I saw all seventeen of those films when the National Film Theatre did a complete Lubitsch retrospective in 1979, and I can assure Mr. Macdonald that not only The Oyster Princess and Die Bergkatze are superior to Chaplin’s comparatively childish A Woman of Paris—so are The Doll (1919), Romeo and Juliet in the Snow (1920), Kohlhiesel’s Daughter (1920) and I Don’t Want to be a Man (1921).

David Shipman

London, England

Dwight Macdonald replies:

So 64 percent of Lubitsch’s German comedies (seven out of eleven) have “The Lubitsch Touch” and 100 percent (thirteen out of thirteen) of his American comedies have it, including The Marriage Circle (1924), Trouble in Paradise (1932), Ninotchka (1939), The Little Shop Around the Corner (1940), and Cluny Brown (1946). (This is assuming, for the sake of argument, that Mr. Shipman is right in his judgments and in his history.)

But he isn’t. I showed his letter to my old friend Herman G. Weinberg, whose book, The Lubitsch Touch, I consider authoritative—without Mr. Shipman’s quotation marks. I quote, with permission, from his reply:

Lubitsch told me that if he had not seen A Woman of Paris (he saw it with Paul Bern, his scenarist for The Marriage Circle) that—after disappointing Mary Pickford with his first American film, Rosita, starring her—he would have returned to Germany.

To René Clair, there were two Lubitsches, one before and one after A Woman of Paris. “This masterpiece of Chaplin,” he said, “created a style which inspired Lubitsch; its imprint can be found on his best comedies.”

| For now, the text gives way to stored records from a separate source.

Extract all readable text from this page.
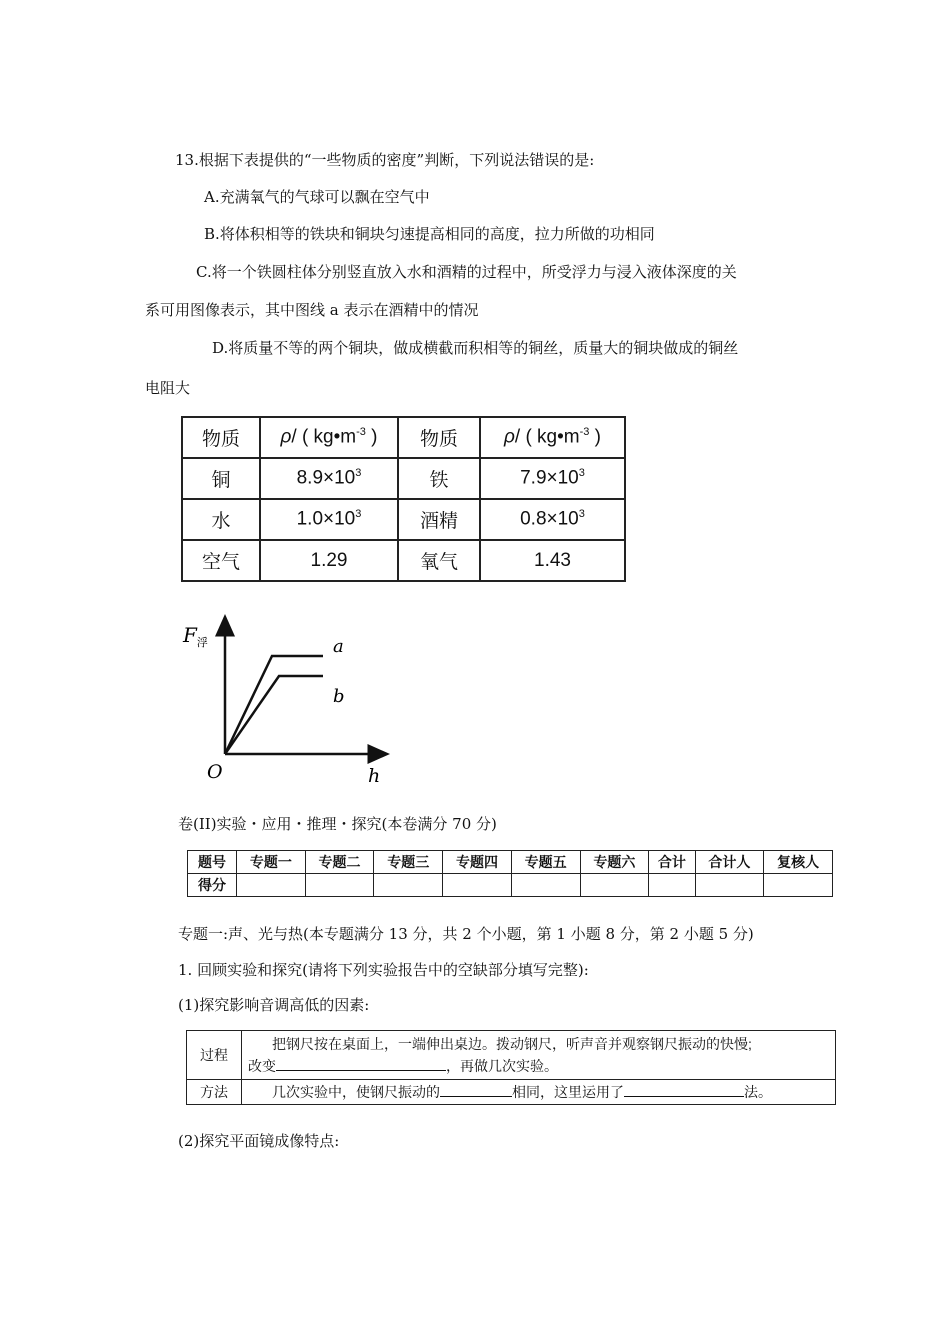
13.根据下表提供的“一些物质的密度”判断，下列说法错误的是:
A.充满氧气的气球可以飘在空气中
B.将体积相等的铁块和铜块匀速提高相同的高度，拉力所做的功相同
C.将一个铁圆柱体分别竖直放入水和酒精的过程中，所受浮力与浸入液体深度的关
系可用图像表示，其中图线 a 表示在酒精中的情况
D.将质量不等的两个铜块，做成横截而积相等的铜丝，质量大的铜块做成的铜丝
电阻大
物质	ρ/ ( $kg•m^{-3}$ )	物质	ρ/ ( $kg•m^{-3}$ )
铜	$8.9\times 10^3$	铁	$7.9\times 10^3$
水	$1.0\times 10^3$	酒精	$0.8\times 10^3$
空气	1.29	氧气	1.43
$F_浮$	a
b
O	h
卷(II)实验・应用・推理・探究(本卷满分 70 分)
题号	专题一	专题二	专题三	专题四	专题五	专题六	合计	合计人	复核人
得分									
专题一:声、光与热(本专题满分 13 分，共 2 个小题，第 1 小题 8 分，第 2 小题 5 分)
1. 回顾实验和探究(请将下列实验报告中的空缺部分填写完整):
(1)探究影响音调高低的因素:
过程	把钢尺按在桌面上，一端伸出桌边。拨动钢尺，听声音并观察钢尺振动的快慢;
改变 ，再做几次实验。

方法	几次实验中，使钢尺振动的 相同，这里运用了 法。
(2)探究平面镜成像特点:
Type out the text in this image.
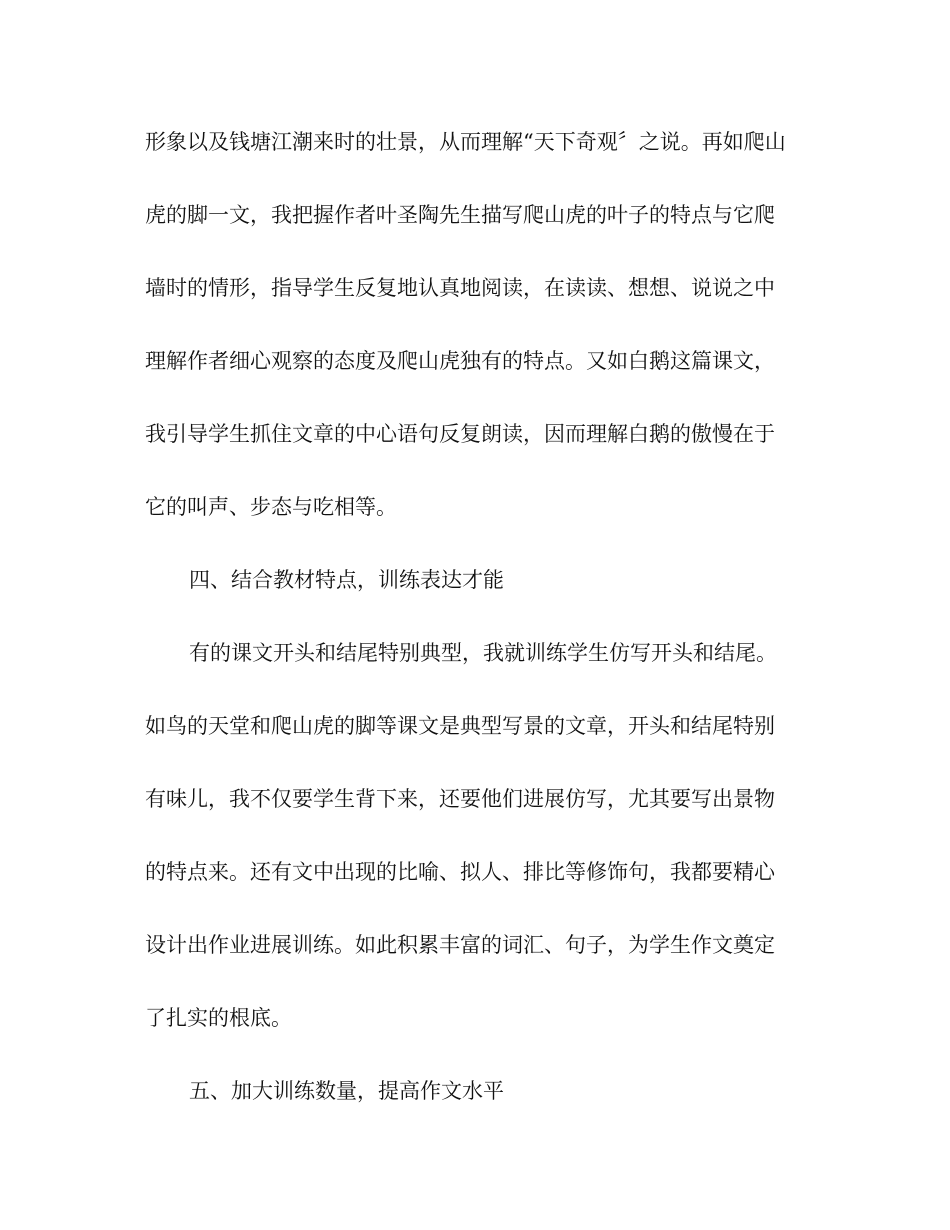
形象以及钱塘江潮来时的壮景，从而理解“天下奇观〞之说。再如爬山
虎的脚一文，我把握作者叶圣陶先生描写爬山虎的叶子的特点与它爬
墙时的情形，指导学生反复地认真地阅读，在读读、想想、说说之中
理解作者细心观察的态度及爬山虎独有的特点。又如白鹅这篇课文，
我引导学生抓住文章的中心语句反复朗读，因而理解白鹅的傲慢在于
它的叫声、步态与吃相等。
四、结合教材特点，训练表达才能
有的课文开头和结尾特别典型，我就训练学生仿写开头和结尾。
如鸟的天堂和爬山虎的脚等课文是典型写景的文章，开头和结尾特别
有味儿，我不仅要学生背下来，还要他们进展仿写，尤其要写出景物
的特点来。还有文中出现的比喻、拟人、排比等修饰句，我都要精心
设计出作业进展训练。如此积累丰富的词汇、句子，为学生作文奠定
了扎实的根底。
五、加大训练数量，提高作文水平
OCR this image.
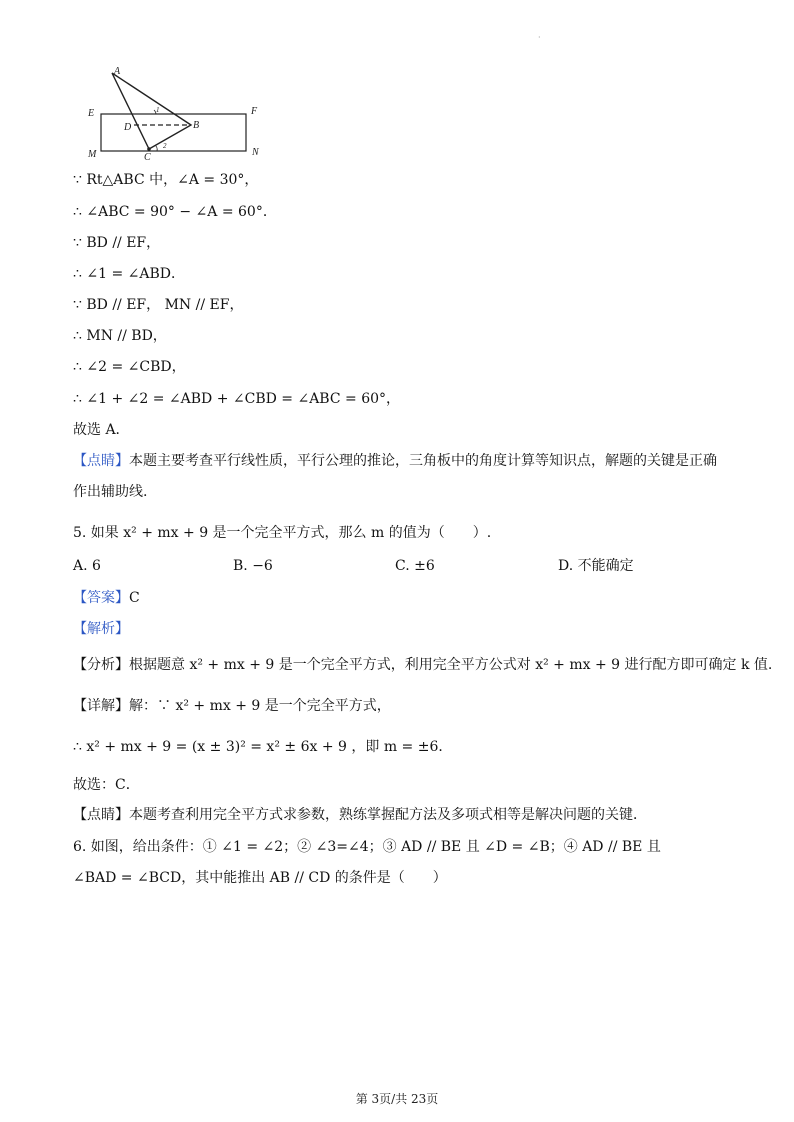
·
A
B
C
D
E	F
M	N
1
2
∵ Rt△ABC 中，∠A = 30°，
∴ ∠ABC = 90° − ∠A = 60°．
∵ BD // EF，
∴ ∠1 = ∠ABD．
∵ BD // EF， MN // EF，
∴ MN // BD，
∴ ∠2 = ∠CBD，
∴ ∠1 + ∠2 = ∠ABD + ∠CBD = ∠ABC = 60°，
故选 A．
【点睛】本题主要考查平行线性质，平行公理的推论，三角板中的角度计算等知识点，解题的关键是正确
作出辅助线.
5. 如果 x² + mx + 9 是一个完全平方式，那么 m 的值为（　　）.
A. 6	B. −6	C. ±6	D. 不能确定
【答案】C
【解析】
【分析】根据题意 x² + mx + 9 是一个完全平方式，利用完全平方公式对 x² + mx + 9 进行配方即可确定 k 值.
【详解】解：∵ x² + mx + 9 是一个完全平方式，
∴ x² + mx + 9 = (x ± 3)² = x² ± 6x + 9 ，即 m = ±6．
故选：C．
【点睛】本题考查利用完全平方式求参数，熟练掌握配方法及多项式相等是解决问题的关键．
6. 如图，给出条件：① ∠1 = ∠2；② ∠3=∠4；③ AD // BE 且 ∠D = ∠B；④ AD // BE 且
∠BAD = ∠BCD，其中能推出 AB // CD 的条件是（　　）
第 3页/共 23页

In its February 4, 1924, review, The New York Times states: “It is unalloyed bliss to watch The Marriage Circle…. In direction, it is not unlike Chaplin’s A Woman of Paris.” The Times reviewed A Woman of Paris on October 2, 1923, and I suggest that Mr. Shipman, for all his reference to the “comparatively [sic] childish A Woman of Paris, read that review, which concludes, after calling it a masterpiece of sophistication: “This film lives and the more directors emulate Mr. Chaplin, the better it will be for the producing of pictures.”

I hope I have quenched Mr. Shipman’s thirst for ill-founded carping and that the NYR editors will decree à l’Anglais: THIS CORRESPONDENCE MUST NOW CEASE.